*Rangel Alves da
Costa
Inicio com
uma indagação instigante: Lampião foi covarde? De antemão não questiono se foi
herói ou bandido, até mesmo porque a resposta está na compreensão dos fatos e
não em conclusões pessoais.
Voltando à
questão: Lampião foi covarde? Faço outro questionamento antes de adentrar neste
mérito: Acaso Lampião, ao invés de persistir na luta durante cerca de vinte
anos, simplesmente tivesse se entregado, traindo aqueles que lhe confiaram e decepcionando
o povo sertanejo que tinha no seu enfrentamento o mesmo anseio de luta contra a
opressão?
Mas ele,
como se sabe, persistiu até o fim na sua luta.
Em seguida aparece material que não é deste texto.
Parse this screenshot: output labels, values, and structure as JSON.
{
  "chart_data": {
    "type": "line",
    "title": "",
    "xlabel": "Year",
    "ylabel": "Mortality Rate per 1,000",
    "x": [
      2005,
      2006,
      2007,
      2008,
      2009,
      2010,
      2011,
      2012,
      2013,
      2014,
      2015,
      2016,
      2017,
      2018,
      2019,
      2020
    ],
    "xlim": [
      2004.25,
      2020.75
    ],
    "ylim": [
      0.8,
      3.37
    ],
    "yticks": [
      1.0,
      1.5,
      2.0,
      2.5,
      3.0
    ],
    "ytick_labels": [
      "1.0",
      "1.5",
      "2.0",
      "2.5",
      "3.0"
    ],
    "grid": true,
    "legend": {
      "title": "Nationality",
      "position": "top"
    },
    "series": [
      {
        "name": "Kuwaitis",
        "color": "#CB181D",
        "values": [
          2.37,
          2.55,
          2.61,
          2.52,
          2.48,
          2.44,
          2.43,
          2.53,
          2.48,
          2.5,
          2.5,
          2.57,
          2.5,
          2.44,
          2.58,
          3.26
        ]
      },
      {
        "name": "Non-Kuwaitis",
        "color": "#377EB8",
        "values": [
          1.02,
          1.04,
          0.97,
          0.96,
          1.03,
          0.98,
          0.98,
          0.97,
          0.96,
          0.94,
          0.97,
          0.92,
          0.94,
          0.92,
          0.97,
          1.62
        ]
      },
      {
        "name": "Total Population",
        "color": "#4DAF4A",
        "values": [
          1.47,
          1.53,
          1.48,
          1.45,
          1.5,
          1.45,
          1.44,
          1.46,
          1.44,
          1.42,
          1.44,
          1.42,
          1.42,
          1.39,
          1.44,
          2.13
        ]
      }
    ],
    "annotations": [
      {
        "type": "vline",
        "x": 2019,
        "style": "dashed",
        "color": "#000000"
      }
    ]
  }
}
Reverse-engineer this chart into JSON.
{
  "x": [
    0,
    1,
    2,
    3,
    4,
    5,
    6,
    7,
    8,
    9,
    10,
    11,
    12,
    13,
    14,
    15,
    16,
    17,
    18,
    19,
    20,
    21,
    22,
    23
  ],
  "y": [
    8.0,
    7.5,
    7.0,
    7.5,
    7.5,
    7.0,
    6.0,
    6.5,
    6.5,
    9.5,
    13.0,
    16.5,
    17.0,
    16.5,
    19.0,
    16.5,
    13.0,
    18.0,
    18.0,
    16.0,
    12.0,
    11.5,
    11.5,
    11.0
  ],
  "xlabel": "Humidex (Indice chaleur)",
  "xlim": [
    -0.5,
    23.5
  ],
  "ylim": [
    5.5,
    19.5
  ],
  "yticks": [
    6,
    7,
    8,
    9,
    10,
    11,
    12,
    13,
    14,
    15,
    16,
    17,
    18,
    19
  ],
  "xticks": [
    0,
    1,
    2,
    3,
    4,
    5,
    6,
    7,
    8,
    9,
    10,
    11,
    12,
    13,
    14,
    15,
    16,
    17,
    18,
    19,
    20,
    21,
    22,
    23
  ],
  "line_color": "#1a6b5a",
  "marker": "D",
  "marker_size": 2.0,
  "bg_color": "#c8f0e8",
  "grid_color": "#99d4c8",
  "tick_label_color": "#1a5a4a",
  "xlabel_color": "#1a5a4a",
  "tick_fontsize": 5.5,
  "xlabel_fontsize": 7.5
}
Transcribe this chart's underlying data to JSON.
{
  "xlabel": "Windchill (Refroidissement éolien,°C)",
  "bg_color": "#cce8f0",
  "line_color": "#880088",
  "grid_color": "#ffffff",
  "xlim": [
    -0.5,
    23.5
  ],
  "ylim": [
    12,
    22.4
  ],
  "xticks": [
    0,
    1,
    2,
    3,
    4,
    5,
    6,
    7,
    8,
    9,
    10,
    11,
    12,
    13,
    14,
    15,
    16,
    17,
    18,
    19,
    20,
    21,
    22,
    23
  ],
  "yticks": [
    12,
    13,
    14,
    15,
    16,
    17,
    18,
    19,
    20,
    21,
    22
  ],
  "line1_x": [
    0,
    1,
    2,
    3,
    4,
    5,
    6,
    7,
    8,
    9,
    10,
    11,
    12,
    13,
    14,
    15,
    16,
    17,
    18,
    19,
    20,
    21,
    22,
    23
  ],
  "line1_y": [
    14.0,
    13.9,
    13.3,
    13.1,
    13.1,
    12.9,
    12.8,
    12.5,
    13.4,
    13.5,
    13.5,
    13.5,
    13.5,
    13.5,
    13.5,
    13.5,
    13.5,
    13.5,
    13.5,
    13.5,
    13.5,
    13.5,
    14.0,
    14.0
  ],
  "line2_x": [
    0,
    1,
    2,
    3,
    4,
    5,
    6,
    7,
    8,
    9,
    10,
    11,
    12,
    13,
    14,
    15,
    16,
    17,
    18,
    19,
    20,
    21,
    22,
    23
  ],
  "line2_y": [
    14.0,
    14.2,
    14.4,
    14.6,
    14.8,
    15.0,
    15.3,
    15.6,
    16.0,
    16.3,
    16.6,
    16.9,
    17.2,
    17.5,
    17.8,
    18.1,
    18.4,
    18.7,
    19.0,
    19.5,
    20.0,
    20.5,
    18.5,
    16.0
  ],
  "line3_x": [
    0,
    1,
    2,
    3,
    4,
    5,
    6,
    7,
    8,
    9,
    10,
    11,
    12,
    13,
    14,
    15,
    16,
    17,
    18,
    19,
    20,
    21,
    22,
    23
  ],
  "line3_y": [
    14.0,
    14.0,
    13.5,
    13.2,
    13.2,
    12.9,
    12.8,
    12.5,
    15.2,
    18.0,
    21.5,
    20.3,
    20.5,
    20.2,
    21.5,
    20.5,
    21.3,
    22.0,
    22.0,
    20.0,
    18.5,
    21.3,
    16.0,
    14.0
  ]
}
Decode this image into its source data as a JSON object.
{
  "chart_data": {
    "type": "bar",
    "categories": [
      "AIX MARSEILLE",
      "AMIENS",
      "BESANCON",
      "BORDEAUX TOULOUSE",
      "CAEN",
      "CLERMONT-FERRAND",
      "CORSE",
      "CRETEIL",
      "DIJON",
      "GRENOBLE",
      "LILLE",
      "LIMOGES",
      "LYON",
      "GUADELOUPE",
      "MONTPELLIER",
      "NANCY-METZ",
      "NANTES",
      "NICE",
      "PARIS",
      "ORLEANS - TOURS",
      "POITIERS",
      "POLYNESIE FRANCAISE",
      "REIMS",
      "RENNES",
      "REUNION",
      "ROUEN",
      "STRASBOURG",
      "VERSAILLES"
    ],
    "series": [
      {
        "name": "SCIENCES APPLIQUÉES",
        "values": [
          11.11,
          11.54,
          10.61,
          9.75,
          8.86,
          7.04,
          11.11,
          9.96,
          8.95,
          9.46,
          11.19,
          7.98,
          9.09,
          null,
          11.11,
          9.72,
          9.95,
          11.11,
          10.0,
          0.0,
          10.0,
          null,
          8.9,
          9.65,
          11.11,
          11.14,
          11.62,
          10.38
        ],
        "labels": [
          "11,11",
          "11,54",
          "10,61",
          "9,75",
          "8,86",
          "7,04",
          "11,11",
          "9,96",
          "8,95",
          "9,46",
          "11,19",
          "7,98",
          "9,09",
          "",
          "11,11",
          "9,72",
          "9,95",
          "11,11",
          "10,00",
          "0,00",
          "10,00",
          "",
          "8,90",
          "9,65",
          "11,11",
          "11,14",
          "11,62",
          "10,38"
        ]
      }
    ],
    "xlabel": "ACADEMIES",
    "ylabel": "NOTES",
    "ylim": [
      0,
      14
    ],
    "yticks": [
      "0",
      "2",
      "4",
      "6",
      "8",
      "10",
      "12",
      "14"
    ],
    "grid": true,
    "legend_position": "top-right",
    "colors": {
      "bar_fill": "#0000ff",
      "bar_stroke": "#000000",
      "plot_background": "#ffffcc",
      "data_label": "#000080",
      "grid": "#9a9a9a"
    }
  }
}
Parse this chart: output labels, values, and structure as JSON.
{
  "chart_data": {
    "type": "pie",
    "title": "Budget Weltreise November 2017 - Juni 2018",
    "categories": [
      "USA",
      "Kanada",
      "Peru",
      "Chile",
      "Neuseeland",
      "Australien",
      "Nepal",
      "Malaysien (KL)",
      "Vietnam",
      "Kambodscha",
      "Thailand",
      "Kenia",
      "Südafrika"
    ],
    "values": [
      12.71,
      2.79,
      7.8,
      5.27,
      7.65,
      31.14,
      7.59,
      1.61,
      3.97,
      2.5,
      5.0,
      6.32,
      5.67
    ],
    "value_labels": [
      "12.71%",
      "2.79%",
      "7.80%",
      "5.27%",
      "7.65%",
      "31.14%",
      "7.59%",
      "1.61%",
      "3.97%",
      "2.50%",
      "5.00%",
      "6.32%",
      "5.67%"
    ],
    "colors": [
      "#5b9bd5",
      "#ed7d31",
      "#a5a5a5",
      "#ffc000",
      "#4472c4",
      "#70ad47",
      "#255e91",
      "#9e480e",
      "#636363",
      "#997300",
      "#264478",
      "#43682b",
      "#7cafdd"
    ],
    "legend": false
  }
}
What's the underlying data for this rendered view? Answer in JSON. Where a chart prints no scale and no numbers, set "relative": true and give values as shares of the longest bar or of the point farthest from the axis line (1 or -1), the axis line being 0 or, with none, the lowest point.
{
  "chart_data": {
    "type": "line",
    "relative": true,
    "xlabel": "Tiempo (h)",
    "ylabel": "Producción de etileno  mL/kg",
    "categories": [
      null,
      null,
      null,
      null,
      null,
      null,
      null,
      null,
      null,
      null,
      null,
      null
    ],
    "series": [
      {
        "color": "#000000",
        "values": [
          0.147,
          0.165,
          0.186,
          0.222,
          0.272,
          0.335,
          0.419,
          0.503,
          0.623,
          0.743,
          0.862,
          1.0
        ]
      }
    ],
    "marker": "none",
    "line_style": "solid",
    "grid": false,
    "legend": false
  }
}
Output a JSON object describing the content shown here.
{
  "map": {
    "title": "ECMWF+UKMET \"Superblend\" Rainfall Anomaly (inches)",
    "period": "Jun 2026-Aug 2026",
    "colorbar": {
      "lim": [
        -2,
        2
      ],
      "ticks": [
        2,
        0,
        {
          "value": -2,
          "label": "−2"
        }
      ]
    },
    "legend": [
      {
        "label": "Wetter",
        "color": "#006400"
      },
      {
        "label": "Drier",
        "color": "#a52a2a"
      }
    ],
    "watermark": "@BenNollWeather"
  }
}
Neste sentido, não foi covarde,
não se amedrontou, não temeu pelo que sabia que mais cedo ou mais tarde
aconteceria. Então, o que fez este homem durante todo o tempo de luta, debaixo
do sol e da lua, pisando em carrascais e espinhos, bebendo da lama e suor,
adormecendo em eterna vigília, para mais tarde ser chamado de bandido?
O que fez
este homem correndo de lado a outro, entrecortando caminhos de emboscadas,
entregue à sorte de não ser surpreendido nos tufos de matos, cortando veredas
pontudas de pedras e pontas de pau, fazendo da loca de pedra uma cama e
amanhecendo ainda na escuridão da noite, para ser chamado de bandido? E que foi
este homem tão respeitado pelos governantes - pois temido demais e reconhecido
na sua valentia -, pelos coronéis e poderosos e que tão bem soube mapear o seu
mundo numa rede de influências, para depois de sua morte ser apenas aviltado?
Agora
pergunto: Por que Lampião foi bandido? Não respondo por que não o considero
assim. Cometeu muitos erros sim, e isso parece inquestionável. Mas erros
enquanto líder e comandante, principalmente por permitir que seus comandados
tantas vezes extrapolassem nas ações perante aqueles que nem eram inimigos nem
representavam perigo, apenas por maldade e perversidade. E sobre isso já
escrevi em texto intitulado “A verdadeira cegueira de Lampião”:
“Prefiro
acreditar no homem de pulso, severo diante de erros, no verdadeiro líder.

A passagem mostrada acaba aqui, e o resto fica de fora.